In the village of Fjord, Wisconsin, one weekday in July, a man on a bicycle observed a crudely constructed sign frame planted in the grass near the curb in front of a certain handsome home with a well-kept yard. An all-caps, large-print notice on brightly colored typing paper was secured to the front and back of the sign frame. The notice amounted to an open letter of protest of the presumed inconsideration of a dog owner. The notice included a colorful term that the man on the bicycle found, in its present context, amusing but offensive.
Only the day before, in the same neighborhood, the man on the bicycle had participated in a successful search for a dog who had briefly escaped from a dogsitter. The man on the bicycle therefore realized what the poster of the notice evidently did not: that the offender to whom the notice was addressed may not have been someone inconsiderate, may not have been someone likely to repeatedly cause inconvenience to the poster of the notice, but instead someone who had unluckily and briefly lost track of an animal through no fault of his own.

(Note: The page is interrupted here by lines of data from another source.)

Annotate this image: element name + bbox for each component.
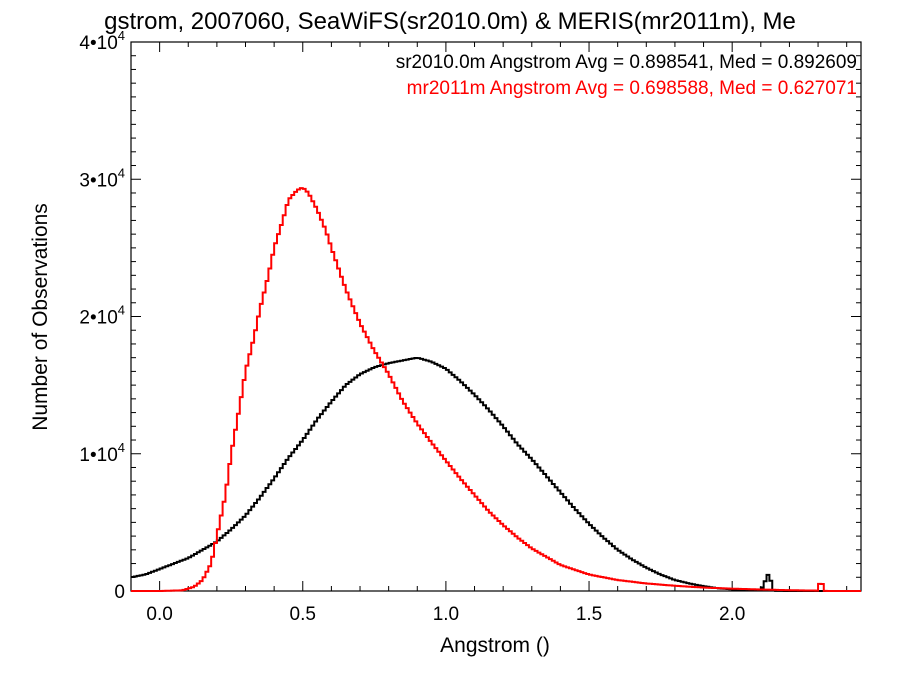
- x-tick-label: 1.5: [576, 604, 602, 625]
- x-tick-label: 0.0: [146, 604, 172, 625]
- y-tick-label: 0: [114, 582, 125, 603]
- y-tick-label: 3•104: [79, 165, 125, 191]
- chart-title: gstrom, 2007060, SeaWiFS(sr2010.0m) & ME…: [104, 8, 796, 35]
- plot-frame: [130, 41, 862, 592]
- x-tick-label: 0.5: [290, 604, 316, 625]
- y-tick-label: 4•104: [79, 28, 125, 54]
- series-line-mr2011: [131, 187, 861, 592]
- x-axis-label: Angstrom (): [440, 634, 550, 657]
- legend-entry-sr2010: sr2010.0m Angstrom Avg = 0.898541, Med =…: [396, 52, 857, 73]
- y-tick-label: 2•104: [79, 303, 125, 329]
- plot-area: 0.0 0.5 1.0 1.5 2.0 0 1•104 2•104 3•104 4•104: [79, 28, 862, 625]
- x-tick-label: 2.0: [719, 604, 745, 625]
- y-axis-label: Number of Observations: [29, 203, 52, 431]
- y-tick-label: 1•104: [79, 440, 125, 466]
- series-line-sr2010: [131, 356, 861, 592]
- x-tick-label: 1.0: [433, 604, 459, 625]
- legend-entry-mr2011: mr2011m Angstrom Avg = 0.698588, Med = 0…: [407, 78, 857, 99]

Making several speculations about the identity, character, and intelligence of the person who had posted the notice, the man on the bicycle chuckled at what he considered an irony: that a homeowner would clean up a pile of dog mess and then leave in its place so unpleasantly pungent a proclamation. The two uglinesses, however, were not perfectly equivalent. The man on the bicycle was willing to concede that a homeowner or a passerby encounters no risk of stepping in a vulgar word.